Das Lebenswerk in Flammen

Der gebürtige Sensler Autor Ivo Stritt verbrannte sein gesamtes literarisches Werk in einer Performance. Das Feuer soll heilen.

Wertvolle Buchstaben millionenfach im Feuer am Ufer des Schiffenensees. © RadioFr.

Ivo Stritt ist ein Wiederholungstäter. Schon 2014 hat er eine aufsehenerregende Performance hingelegt. 1000 selbst geschriebene Texte hat er damals während fünf Stunden vorgelesen und im Anschluss geschreddert. Schon damals hat er sich von seinem Fundus getrennt, welcher jedoch nur aus Texten bestanden hat, die er während einer gewissen Periode auf seinem Balkon geschrieben hatte. Schon damals wollte er einen Lebensabschnitt beenden.

Texte voller Abgründe

Auch letzten Mittwoch sollte die Aktion einen Lebensabschnitt zu Ende führen. Diesmal war das Vorgehen aber viel radikaler. Von all seinen geschriebenen Texten - kurze, ganz kurze, wenige Sekunden lange, lange, Prosa, Lyrik, Romane - sollte kein einziger übrig bleiben. Er hatte sich sogar darum bemüht, Texte einzufordern, die bei Bekannten gelagert worden sein könnten. So wurden an diesem denkwürdigen Abend am Schiffenensee in Düdingen nahe Bad Bonn (welches auch der Veranstalter war) auch Werke aus seiner Frühphase vorgetragen. Der heute 53-jährige hatte schon mit 16 Jahren eindrückliche Texte auf einem beachtlich hohen literarischen Niveau geschrieben.
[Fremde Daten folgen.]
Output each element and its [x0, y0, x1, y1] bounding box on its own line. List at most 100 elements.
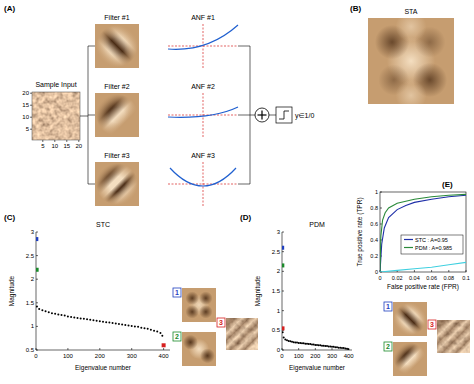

Das spätere Werk glänzt(e) zum Teil mit herausragender Lyrik.

Diese Texte sollten der Allgemeinheit gehören. Man sollte sie sicherstellen. So wie damals bei Kafka.

Rund 50 Zentimeter hohe Papierstapel lagen neben dem Feuer, dazu etwa fünfzehn vollgeschriebene Büchlein, die er vor dem Verbrennen fein säuberlich nach Kunststoff und Papier getrennt hat. Nicht einmal wenn jemand, so wie ein anwesender Gymi-Deutschlehrer, darum gebeten hätte, hätte Stritt einen Text vor den Flammen gerettet. Am Schluss war nur noch Feuer, Papier im Feuer, tausende von Seiten, nicht Schutt, aber Asche.

Schonungslos, auch mit Strassennamen

Stritt schonte in seinen Texten weder sich noch andere. Bitterböse bis verstörende Aussagen, manchmal auch versöhnliche Worte, waren zu hören. Sogar mit den Strassennamen seiner Wahlheimat Bern hat er sich angelegt. Was auf -weg endet, so wie Tulpenweg, wurde in einer langen Auflistung kurzerhand zu "Tulpen weg" aufgetrennt. Alles weg, auch der "Waffen weg". Geniale Idee.

Ivo Stritt beim Lesen seiner Texte bevor sie verbrannt wurden
Ivo Stritt beim Lesen eines Textes kurz bevor er in Flammen aufging. 

Auf dass das Feuer seine reinigende Wirkung auch auf Stritts künftiges (Schreiber)Leben entfalte, und er seine nach eigenen Aussagen Schreibblockade überwinde. Und: Er möchte nicht mehr über sich schreiben.